FORT MEADE — A military judge on Monday ordered Army prosecutors to account for their actions amid accusations they withheld evidence from lawyers for an Army private charged in the biggest leak of classified information in U.S. history.

The ruling by Col. Denise Lind was a partial victory for Pfc. Bradley Manning’s defense team, which claimed prosecutors have shirked their duty to share evidence including written assessments by various government agencies of the damage done by WikiLeaks’ online publication of hundreds of thousands of diplomatic cables and war logs. Manning is charged with aiding al-Qaida in the Arabian Peninsula by sending the material to the secret-sharing website WikiLeaks while working as an intelligence analyst in Baghdad in 2009 and 2010.
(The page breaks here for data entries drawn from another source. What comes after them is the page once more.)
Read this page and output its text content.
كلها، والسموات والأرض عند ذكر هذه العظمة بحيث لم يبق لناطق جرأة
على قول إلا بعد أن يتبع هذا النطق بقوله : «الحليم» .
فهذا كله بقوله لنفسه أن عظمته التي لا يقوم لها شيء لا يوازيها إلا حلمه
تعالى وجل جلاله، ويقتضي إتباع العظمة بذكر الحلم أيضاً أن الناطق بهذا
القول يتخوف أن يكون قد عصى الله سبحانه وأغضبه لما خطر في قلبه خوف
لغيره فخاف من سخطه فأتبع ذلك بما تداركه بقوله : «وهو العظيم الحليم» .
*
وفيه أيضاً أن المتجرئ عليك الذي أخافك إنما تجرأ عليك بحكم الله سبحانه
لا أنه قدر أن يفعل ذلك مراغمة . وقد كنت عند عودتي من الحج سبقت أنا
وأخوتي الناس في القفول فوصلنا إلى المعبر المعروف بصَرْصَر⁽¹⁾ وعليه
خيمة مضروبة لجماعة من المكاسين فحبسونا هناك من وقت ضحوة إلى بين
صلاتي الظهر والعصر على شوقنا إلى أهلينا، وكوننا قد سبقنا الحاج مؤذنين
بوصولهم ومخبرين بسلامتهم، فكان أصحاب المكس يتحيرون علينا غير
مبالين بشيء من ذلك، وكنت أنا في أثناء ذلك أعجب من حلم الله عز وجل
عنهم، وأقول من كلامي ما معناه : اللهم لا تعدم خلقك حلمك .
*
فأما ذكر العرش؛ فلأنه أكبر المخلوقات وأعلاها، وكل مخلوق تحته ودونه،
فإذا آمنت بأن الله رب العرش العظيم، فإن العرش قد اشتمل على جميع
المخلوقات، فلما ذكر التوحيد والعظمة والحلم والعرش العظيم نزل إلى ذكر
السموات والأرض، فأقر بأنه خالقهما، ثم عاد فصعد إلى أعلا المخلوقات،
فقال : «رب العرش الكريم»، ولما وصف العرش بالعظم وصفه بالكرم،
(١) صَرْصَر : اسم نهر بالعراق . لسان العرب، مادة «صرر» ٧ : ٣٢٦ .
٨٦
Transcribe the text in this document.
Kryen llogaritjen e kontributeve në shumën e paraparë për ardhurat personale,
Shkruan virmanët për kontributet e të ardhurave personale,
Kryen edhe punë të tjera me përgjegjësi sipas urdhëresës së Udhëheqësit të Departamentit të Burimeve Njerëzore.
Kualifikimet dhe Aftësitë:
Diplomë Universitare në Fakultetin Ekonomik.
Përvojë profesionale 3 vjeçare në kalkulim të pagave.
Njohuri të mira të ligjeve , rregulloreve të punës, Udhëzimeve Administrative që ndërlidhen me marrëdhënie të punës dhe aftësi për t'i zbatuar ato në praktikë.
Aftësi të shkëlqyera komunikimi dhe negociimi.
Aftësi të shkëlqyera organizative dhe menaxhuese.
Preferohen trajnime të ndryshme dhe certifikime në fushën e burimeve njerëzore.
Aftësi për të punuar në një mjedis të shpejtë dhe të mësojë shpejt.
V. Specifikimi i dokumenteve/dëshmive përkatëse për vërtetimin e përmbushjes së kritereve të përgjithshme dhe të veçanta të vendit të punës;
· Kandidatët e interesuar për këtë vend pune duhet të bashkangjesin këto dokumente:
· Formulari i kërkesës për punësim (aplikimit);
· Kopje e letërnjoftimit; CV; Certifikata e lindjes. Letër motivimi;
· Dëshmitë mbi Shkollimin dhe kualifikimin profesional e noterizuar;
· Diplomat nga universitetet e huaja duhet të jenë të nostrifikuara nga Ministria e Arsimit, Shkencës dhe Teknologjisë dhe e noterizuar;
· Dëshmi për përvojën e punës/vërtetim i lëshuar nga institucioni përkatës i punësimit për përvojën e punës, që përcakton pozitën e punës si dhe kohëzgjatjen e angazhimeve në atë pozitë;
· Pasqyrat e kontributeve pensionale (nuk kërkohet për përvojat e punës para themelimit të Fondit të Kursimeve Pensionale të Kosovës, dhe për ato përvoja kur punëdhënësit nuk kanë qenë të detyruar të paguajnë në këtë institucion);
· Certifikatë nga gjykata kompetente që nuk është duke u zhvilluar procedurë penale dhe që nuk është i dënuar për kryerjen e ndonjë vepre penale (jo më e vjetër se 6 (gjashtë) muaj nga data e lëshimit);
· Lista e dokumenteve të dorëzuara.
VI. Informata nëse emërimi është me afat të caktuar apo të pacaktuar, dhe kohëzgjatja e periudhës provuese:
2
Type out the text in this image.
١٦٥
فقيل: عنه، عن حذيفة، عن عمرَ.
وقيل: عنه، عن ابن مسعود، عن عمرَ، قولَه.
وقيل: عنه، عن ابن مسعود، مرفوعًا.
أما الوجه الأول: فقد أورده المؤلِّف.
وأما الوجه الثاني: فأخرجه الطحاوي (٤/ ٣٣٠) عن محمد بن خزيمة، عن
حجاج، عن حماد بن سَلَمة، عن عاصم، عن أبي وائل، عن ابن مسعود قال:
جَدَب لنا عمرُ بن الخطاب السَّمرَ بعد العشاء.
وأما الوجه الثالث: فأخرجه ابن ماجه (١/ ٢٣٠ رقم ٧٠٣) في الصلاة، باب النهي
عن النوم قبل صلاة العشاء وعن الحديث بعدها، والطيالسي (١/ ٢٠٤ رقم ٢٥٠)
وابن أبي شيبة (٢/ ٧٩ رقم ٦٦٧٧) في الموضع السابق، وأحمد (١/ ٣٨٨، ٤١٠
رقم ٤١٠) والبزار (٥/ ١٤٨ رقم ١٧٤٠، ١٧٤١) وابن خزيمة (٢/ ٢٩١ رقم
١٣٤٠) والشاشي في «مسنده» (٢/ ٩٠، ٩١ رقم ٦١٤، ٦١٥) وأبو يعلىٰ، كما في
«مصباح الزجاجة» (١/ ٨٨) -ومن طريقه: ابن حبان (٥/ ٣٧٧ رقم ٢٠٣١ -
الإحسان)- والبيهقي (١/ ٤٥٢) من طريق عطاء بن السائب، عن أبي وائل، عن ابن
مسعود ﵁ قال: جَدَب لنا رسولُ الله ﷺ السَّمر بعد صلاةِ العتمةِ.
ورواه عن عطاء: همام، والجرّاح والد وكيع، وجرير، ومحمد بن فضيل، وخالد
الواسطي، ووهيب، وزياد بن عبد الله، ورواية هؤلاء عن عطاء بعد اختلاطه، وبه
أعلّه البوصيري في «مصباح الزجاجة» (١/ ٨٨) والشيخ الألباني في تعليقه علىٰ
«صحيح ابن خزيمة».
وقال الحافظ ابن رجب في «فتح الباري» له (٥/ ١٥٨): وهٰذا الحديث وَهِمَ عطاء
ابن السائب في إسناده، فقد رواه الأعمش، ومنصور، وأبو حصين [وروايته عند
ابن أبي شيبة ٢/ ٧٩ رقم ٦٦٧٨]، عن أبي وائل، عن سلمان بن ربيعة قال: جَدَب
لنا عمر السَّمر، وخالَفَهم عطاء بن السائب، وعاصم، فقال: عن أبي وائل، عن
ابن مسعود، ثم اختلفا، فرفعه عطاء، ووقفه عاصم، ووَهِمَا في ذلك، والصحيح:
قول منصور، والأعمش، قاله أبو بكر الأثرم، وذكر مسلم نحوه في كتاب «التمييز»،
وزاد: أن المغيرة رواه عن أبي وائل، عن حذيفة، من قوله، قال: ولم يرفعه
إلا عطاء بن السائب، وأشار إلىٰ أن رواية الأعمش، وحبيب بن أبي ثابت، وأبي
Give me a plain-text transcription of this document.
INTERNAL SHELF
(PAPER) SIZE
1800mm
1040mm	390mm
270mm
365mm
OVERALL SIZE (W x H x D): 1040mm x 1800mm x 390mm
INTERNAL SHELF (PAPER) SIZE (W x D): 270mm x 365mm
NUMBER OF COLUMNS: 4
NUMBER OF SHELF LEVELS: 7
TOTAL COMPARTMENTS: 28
Defense lawyer David Coombs contends the damage assessments will reveal the leaks did little harm to national security and foreign relations. In court Monday, he all but accused Army Maj. Ashden Fein of lying about the prosecution’s compliance with so-called discovery rules.

“Normally, these games are not played,” Coombs said. “You hand over discovery and let the facts speak. You don’t play hide the ball, and that’s what the government’s been doing.”

Fein maintained that prosecutors are meeting their obligation as they continue to comb relevant documents for pertinent material and share it with the defense. He said the process is time-consuming because it involves requests for information from 63 government agencies.

“The defense is receiving the information they’re entitled to receive,” Fein said.

Nevertheless, Lind ordered prosecutors to draft a “due diligence statement,” describing in detail their efforts to obtain and share such material in the more than two years since Manning was charged.

Coombs says the prosecution’s failures have already affected Manning’s right to a fair trial.

Lind also ordered prosecutors to turn over damage assessments compiled by the State Department and the Office of the National Counterintelligence Executive, among other documents, for her review.

Manning, a 24-year-old native of Crescent, Okla., faces possible life imprisonment if convicted of aiding the enemy, the most serious of the 22 charges against him. His trial is currently set to begin Sept. 21 but Lind has said it will likely be postponed to November or January.